SNMP Usage

Field

Description

time-stamp

The time between the last initialization of the network entity that issued the trap

 

and the generation of the trap.

 

 

variable_bindings

Additional implementation-specific information relating to the trap.

 

 

SNMP Usage

SNMP requests act on a variable-per-variable basis. However, in most cases, you will want to modify multiple variable first, then after all the changes are done, submit the whole configuration and apply all of the changes at the same time. To accomplish this, the following provisions were made:

SNMP Get requests are served from the actual configuration the device is using

SNMP Set requests are cached by the SNMP agent and retained until the configuration is committed

An additional MIB variable is included in the System Configuration group to let the user control the edition operation. The variable name is configEditionControl and its possible values are:

-noAction

-editing

-applyCfgChanges

-discardCfgChanges

Changing a Configuration

To begin a configuration change, you can modify a variable in the System Configuration group. The SNMP agent automatically changes the configEditionControl value to “editing”. A timer starts to give you a period of time to use the SNMP interface for configuration changes. This expires after 30 minutes of no activity. A detailed explanation of this timeout feature is described below.

Another possibility is to manually set the configEditionControl value to “editing” before changing any other variable. The resulting behavior is the same.

Once an edition has started, you can modify as many variables as needed.
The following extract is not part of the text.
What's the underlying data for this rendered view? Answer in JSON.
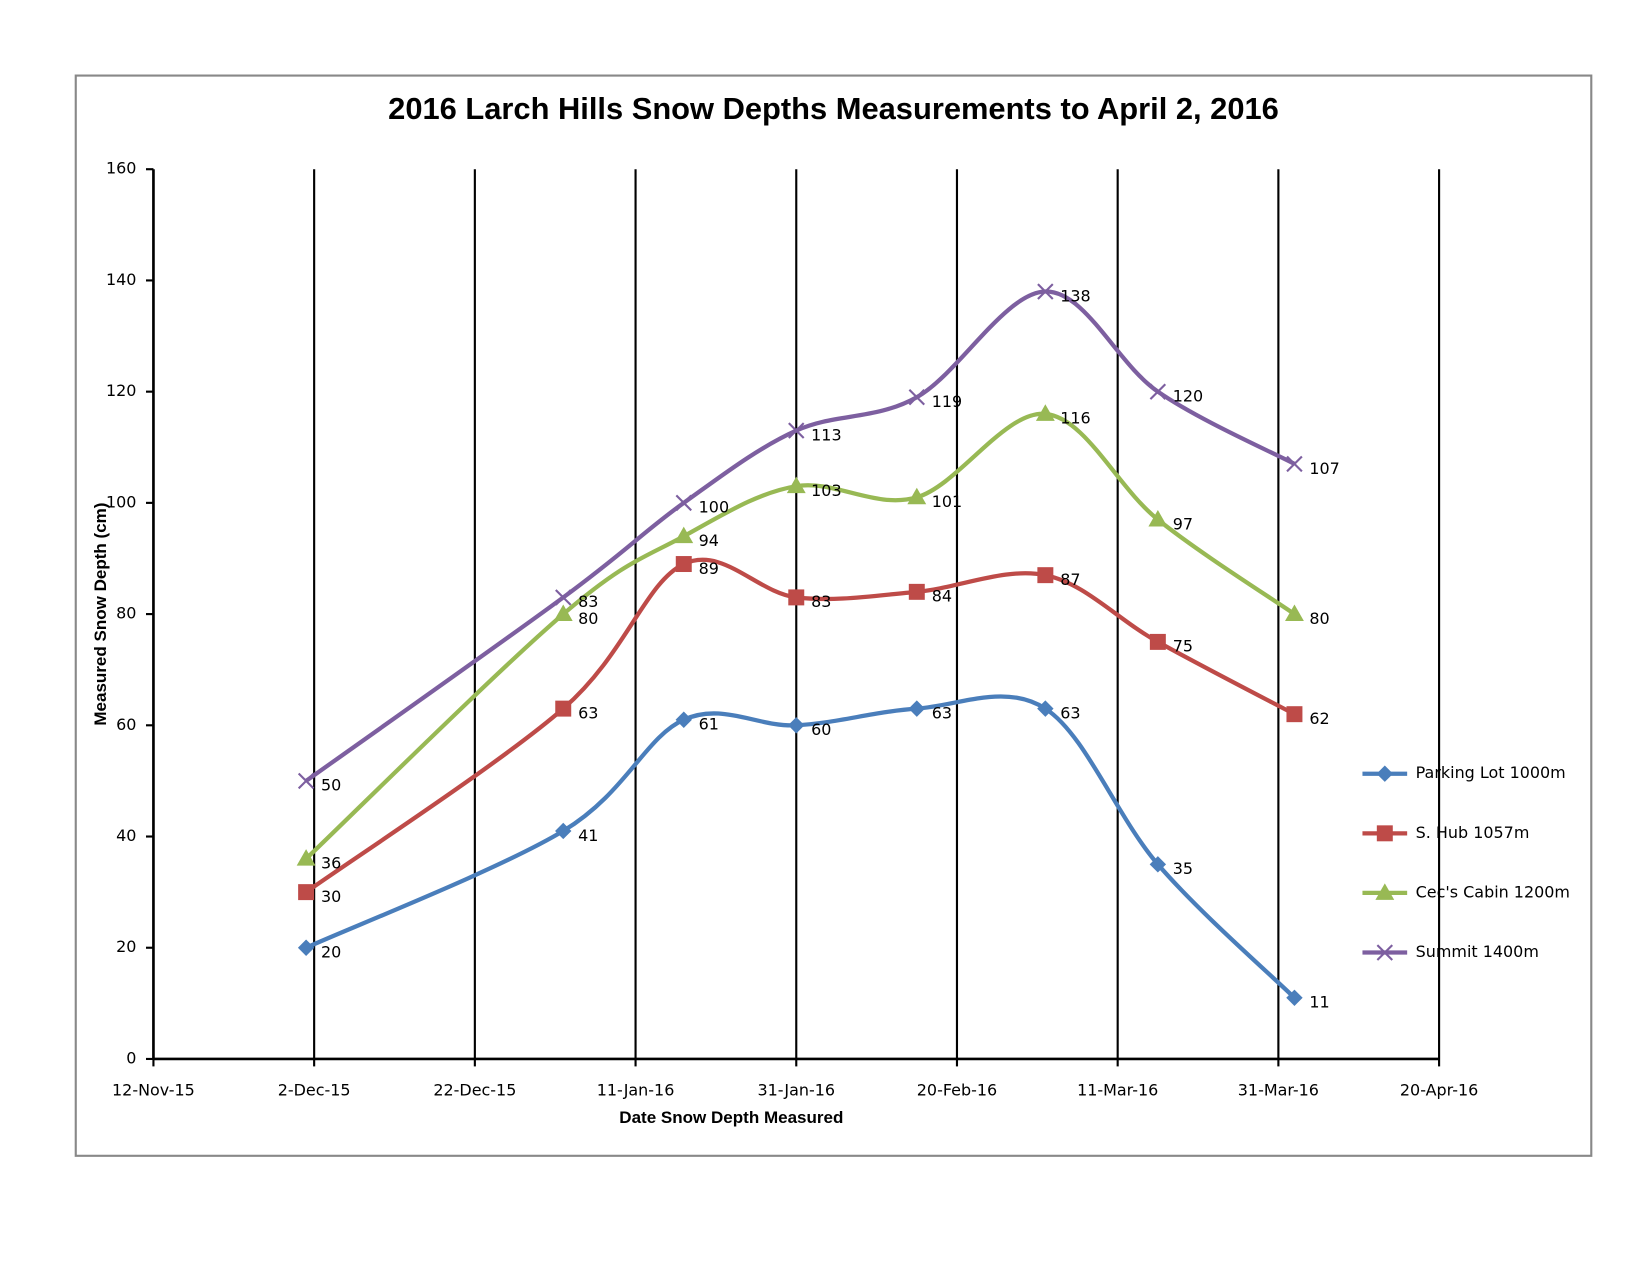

When all of the changes have been made, set the configEditionControl value to “applyCfgChanges”. This tells the SNMP agent to validate the cached configuration and, if successful, commit it to flash.

Before committing a configuration to flash, it is validated. If correct, it is saved and the device resets. If there is a problem with the validation, the MIB variable “lastSNMPError” contains the error code and the MIB variable “lastSNMPErrorString” contains the corresponding error message. You can obtain these values using SNMP Get requests. The SNMP agent keeps the cached configuration in memory, so you can review and fix the problem, then try to commit again.